I was 15 years old. I had been bouncing from relative to relative between Ohio and the East Coast for the past few years since our mother had been rendered incapable of caring for us. She was battling her opiate addiction. My father, whom she had signed my custody over to, was not stable either. When I learned that I was pregnant, I had no idea how I was going to deal with the situation. I hadn’t heard from my mother in quite some time and had no way to reach her. I did not feel safe enough to confide in my father. I hadn’t seen him in weeks anyhow. I lived with eight people at the time, in a cramped three bedroom flat. We all shared one bathroom, the living room became a bedroom at night, and I slept on a pallet on the floor at the foot of my auntie’s bed.

I decided to share my news with a friend who, akin to my story, had moved to the area in hopes of getting away from the instability that characterized his home life. I was very grateful that he responded with enough concern to secure the funds and set up an appointment and transportation so that I may terminate the pregnancy as soon as possible. We went on a Saturday. It was my responsibility to get up every morning and prepare breakfast for the elders who lived with us. I was flustered and aloof trying to provide care for my folks even though I could not tell them about the care that I needed. It had been made quite clear that as a part of our Southern Baptist identities, we did not condone any type of sex that was not between a married man and woman. I did not want to be deemed even less lovable than I felt I already had been; I did not want to be abandoned again. So I tried to hold my truth behind my teeth until I was able to be among friends.

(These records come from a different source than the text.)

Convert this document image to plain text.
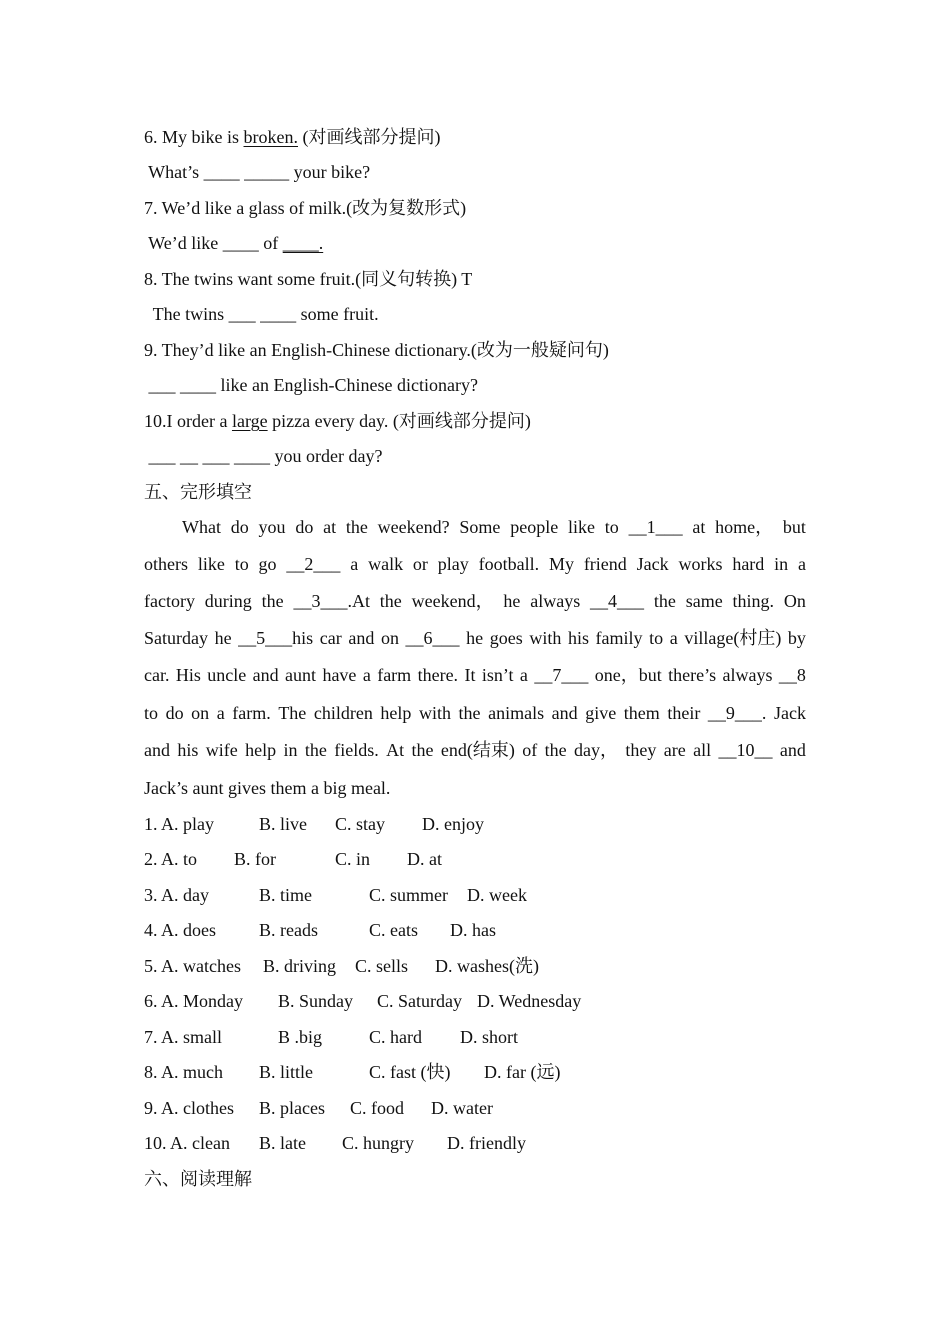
6. My bike is broken. (对画线部分提问)
What’s ____ _____ your bike?
7. We’d like a glass of milk.(改为复数形式)
We’d like ____ of ____.
8. The twins want some fruit.(同义句转换) T
The twins ___ ____ some fruit.
9. They’d like an English-Chinese dictionary.(改为一般疑问句)
___ ____ like an English-Chinese dictionary?
10.I order a large pizza every day. (对画线部分提问)
___ __ ___ ____ you order day?
五、完形填空
What do you do at the weekend? Some people like to __1___ at home， but
others like to go __2___ a walk or play football. My friend Jack works hard in a
factory during the __3___.At the weekend， he always __4___ the same thing. On
Saturday he __5___his car and on __6___ he goes with his family to a village(村庄) by
car. His uncle and aunt have a farm there. It isn’t a __7___ one，but there’s always __8
to do on a farm. The children help with the animals and give them their __9___. Jack
and his wife help in the fields. At the end(结束) of the day， they are all __10__ and
Jack’s aunt gives them a big meal.
1. A. play	B. live C. stay D. enjoy
2. A. to B. for	C. in D. at
3. A. day	B. time	C. summer D. week
4. A. does B. reads	C. eats D. has
5. A. watches B. driving C. sells D. washes(洗)
6. A. Monday B. Sunday C. Saturday D. Wednesday
7. A. small	B .big	C. hard D. short
8. A. much B. little	C. fast (快) D. far (远)
9. A. clothes B. places C. food D. water
10. A. clean B. late C. hungry D. friendly
六、阅读理解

My grandfather, auntie, and a couple of uncles sipped on their coffee while I nervously scrambled their eggs and American melted cheese onto 6 slices of Wonder bread. Auntie was aware that I was in a bit of a rush, as I told her my friends and I were going to the mall. As soon as I served them, I splashed some water on my face and was on my way out the door.

At the clinic, I learned that I was further along than they had expected. I began to panic, concerned that this meant I would be stuck carrying to term a pregnancy that no one could afford and that no one desired. Thankfully that wasn’t the case. In the calm pause in the waiting room, I began to see into my future. With all of the changes happening–my mother struggling, my father faltering, and my siblings being spread across the country–I hadn’t given much thought about anything but surviving each moment. Suddenly, I could see college in my future. Maybe I would become a teacher, one who would be better apt to support students like me who had so much happening at home. I knew I wanted to be a mother one day and was saddened to have to go through this procedure the way I did. But I was ultimately relieved.

Upon returning, I found my cousin rushing through the kitchen impatiently handing me the wooden spoon and a box of macaroni. I arrived a little later than expected. She had dinner started, and I was glad that at least some of the work had been done. As I watched the macaroni fall into the boiling water, I thought about mothers. I wondered where mine was. I wondered whether she would have fallen ill if it weren’t for us. I wondered what motherhood would be like. I wished that someone in my family understood what I was going through, so that I could just sit down. So that I could be held. I was tired. It was hot in that kitchen. We weren’t the type of family that was especially tender toward one another anyway. I resolved to hold myself together.

I’m 32 now. In retrospect, I am so grateful that I did not have to secure parental consent for the procedure because I don’t believe that I would have been able to. I am also thankful that a 24-hour waiting period had not been instituted because it was a true challenge to get away just for a half of a day. If the trap laws that I see in Ohio and across the nation now had been enacted then, there is no doubt that I would have been blocked from having an abortion. It is a shame that girls, women, and uterus-bearing people have to combat so much stigma to simply access the reproductive healthcare we need. I know firsthand how heavy the implications can be when we are denied.